Thursday, January 25, 1990

Florida: Former Beauty Queen Tells Jury About Pit Bull Attack

FLORIDA -- Strangers usually do not see the wounds. But when Dawn Alberti looks in the mirror, the former beauty queen says she sees scars and a nose wider than it was before Jan. 9, 1987 when a pit bull named Ginger mauled her face.

Alberti, 24, of Boca Raton, will not pursue the acting and modeling career she dreamed about before the attack -- not because she does not have the good looks, but because she thinks she does not, she told a Palm Beach County Circuit Court jury on Wednesday.

Alberti is suing the dog's owners, her family's former neighbors, Victor Rosner, Janet Rosner and Doug Rosner.


"I used to look a lot better, a lot better," she testified. "Now my nose bothers me, the mark under my lip bothers me, the mark near my eye bothers me -- all because of that dog."

The Rosners do not dispute that their dog attacked Alberti, but they do contest having to pay for something like the "loss of enjoyment of life" she claims it caused, said Mark Klingensmith, the Rosners' attorney.
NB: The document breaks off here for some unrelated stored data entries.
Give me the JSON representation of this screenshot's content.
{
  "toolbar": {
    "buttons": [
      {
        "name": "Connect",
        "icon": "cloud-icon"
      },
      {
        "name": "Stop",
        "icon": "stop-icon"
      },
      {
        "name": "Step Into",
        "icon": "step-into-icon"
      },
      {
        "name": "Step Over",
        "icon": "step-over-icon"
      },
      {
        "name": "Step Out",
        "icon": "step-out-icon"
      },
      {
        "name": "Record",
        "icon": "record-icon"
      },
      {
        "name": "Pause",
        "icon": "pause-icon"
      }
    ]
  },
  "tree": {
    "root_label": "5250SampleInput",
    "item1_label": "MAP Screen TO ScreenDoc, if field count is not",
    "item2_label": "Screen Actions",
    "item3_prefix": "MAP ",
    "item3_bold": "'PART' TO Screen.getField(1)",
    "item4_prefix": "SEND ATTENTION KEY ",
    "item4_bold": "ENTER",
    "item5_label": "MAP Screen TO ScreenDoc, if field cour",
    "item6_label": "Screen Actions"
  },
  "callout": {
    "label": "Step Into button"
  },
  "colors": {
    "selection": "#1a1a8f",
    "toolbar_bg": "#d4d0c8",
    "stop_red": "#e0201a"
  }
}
Alberti is not asking that the Rosners pay for medical bills of about $5,000, nor the cost of additional cosmetic surgery, nor for the difference in what she might have earned as a model or actress and what she makes now as a nail technician.
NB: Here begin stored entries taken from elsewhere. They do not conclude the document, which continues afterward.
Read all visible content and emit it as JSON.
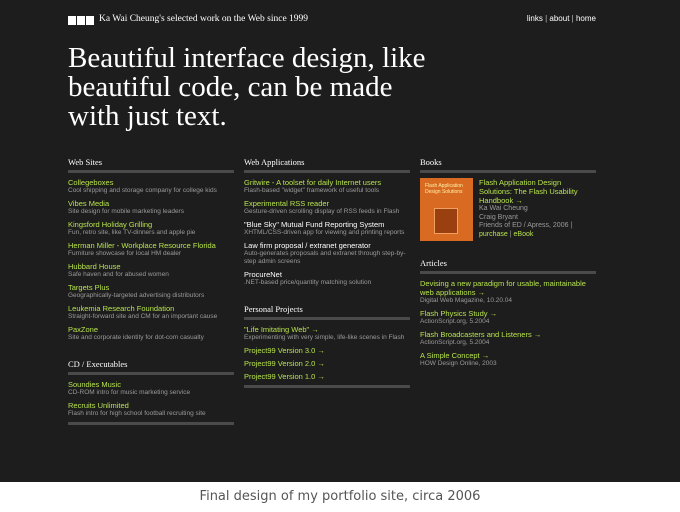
{
  "header": {
    "title": "Ka Wai Cheung's selected work on the Web since 1999",
    "links": [
      "links",
      "about",
      "home"
    ],
    "separator": "|"
  },
  "headline": "Beautiful interface design, like beautiful code, can be made with just text.",
  "web_sites": {
    "title": "Web Sites",
    "items": [
      {
        "title": "Collegeboxes",
        "desc": "Cool shipping and storage company for college kids"
      },
      {
        "title": "Vibes Media",
        "desc": "Site design for mobile marketing leaders"
      },
      {
        "title": "Kingsford Holiday Grilling",
        "desc": "Fun, retro site, like TV-dinners and apple pie"
      },
      {
        "title": "Herman Miller - Workplace Resource Florida",
        "desc": "Furniture showcase for local HM dealer"
      },
      {
        "title": "Hubbard House",
        "desc": "Safe haven and for abused women"
      },
      {
        "title": "Targets Plus",
        "desc": "Geographically-targeted advertising distributors"
      },
      {
        "title": "Leukemia Research Foundation",
        "desc": "Straight-forward site and CM for an important cause"
      },
      {
        "title": "PaxZone",
        "desc": "Site and corporate identity for dot-com casualty"
      }
    ]
  },
  "cd_executables": {
    "title": "CD / Executables",
    "items": [
      {
        "title": "Soundies Music",
        "desc": "CD-ROM intro for music marketing service"
      },
      {
        "title": "Recruits Unlimited",
        "desc": "Flash intro for high school football recruiting site"
      }
    ]
  },
  "web_applications": {
    "title": "Web Applications",
    "items": [
      {
        "title": "Gritwire - A toolset for daily Internet users",
        "desc": "Flash-based \"widget\" framework of useful tools"
      },
      {
        "title": "Experimental RSS reader",
        "desc": "Gesture-driven scrolling display of RSS feeds in Flash"
      },
      {
        "title": "\"Blue Sky\" Mutual Fund Reporting System",
        "desc": "XHTML/CSS-driven app for viewing and printing reports"
      },
      {
        "title": "Law firm proposal / extranet generator",
        "desc": "Auto-generates proposals and extranet through step-by-step admin screens"
      },
      {
        "title": "ProcureNet",
        "desc": ".NET-based price/quantity matching solution"
      }
    ]
  },
  "personal_projects": {
    "title": "Personal Projects",
    "items": [
      {
        "title": "\"Life Imitating Web\" →",
        "desc": "Experimenting with very simple, life-like scenes in Flash"
      },
      {
        "title": "Project99 Version 3.0 →",
        "desc": ""
      },
      {
        "title": "Project99 Version 2.0 →",
        "desc": ""
      },
      {
        "title": "Project99 Version 1.0 →",
        "desc": ""
      }
    ]
  },
  "books": {
    "title": "Books",
    "cover_text": "Flash Application Design Solutions",
    "book_title": "Flash Application Design Solutions: The Flash Usability Handbook →",
    "authors": [
      "Ka Wai Cheung",
      "Craig Bryant"
    ],
    "publisher": "Friends of ED / Apress, 2006 |",
    "links": [
      "purchase",
      "eBook"
    ],
    "link_sep": "|"
  },
  "articles": {
    "title": "Articles",
    "items": [
      {
        "title": "Devising a new paradigm for usable, maintainable web applications →",
        "desc": "Digital Web Magazine, 10.20.04"
      },
      {
        "title": "Flash Physics Study →",
        "desc": "ActionScript.org, 5.2004"
      },
      {
        "title": "Flash Broadcasters and Listeners →",
        "desc": "ActionScript.org, 5.2004"
      },
      {
        "title": "A Simple Concept →",
        "desc": "HOW Design Online, 2003"
      }
    ]
  },
  "caption": "Final design of my portfolio site, circa 2006",
  "colors": {
    "background": "#1d1d1d",
    "link": "#b7e34c",
    "text": "#ffffff",
    "muted": "#9a9a9a",
    "cover": "#d96a22"
  }
}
She concedes that it is her own idea that she does not look good enough, rather than something someone told her, that keeps her from following her dreams.
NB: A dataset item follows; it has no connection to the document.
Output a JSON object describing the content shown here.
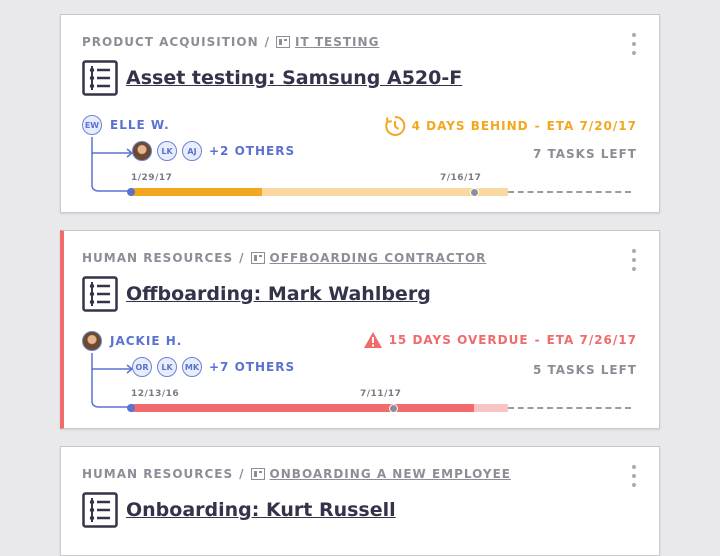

Winner of a beauty pageant in her native Long Island, N.Y., and runner-up in a pageant for teenagers sponsored by a nightclub there, Alberti had contacted a talent agency in Boca Raton before her family`s planned move in January 1987.

She had plans with the agency to screen test for the movie, Revenge of the Nerds, she testified. The part called for "a bathing suit on the beach," Alberti said.

But 20 minutes after the Albertis moved into their new townhouse in Boca Raton, she went outside to get a tool for her father and met Doug Rosner as he was walking the dog. That was when the dog jumped up and bit her in the face, Alberti testified.

What did she remember about the attack? asked her attorney, Geri Sue Straus.

"The inside of his mouth ... pink, dark," Alberti responded. "I remember feeling cold on my face ... blood on my face, my nose, my eye."

What was she feeling?

"I was in pain. I was in shock," she said. "I was afraid. I was afraid to look in the mirror."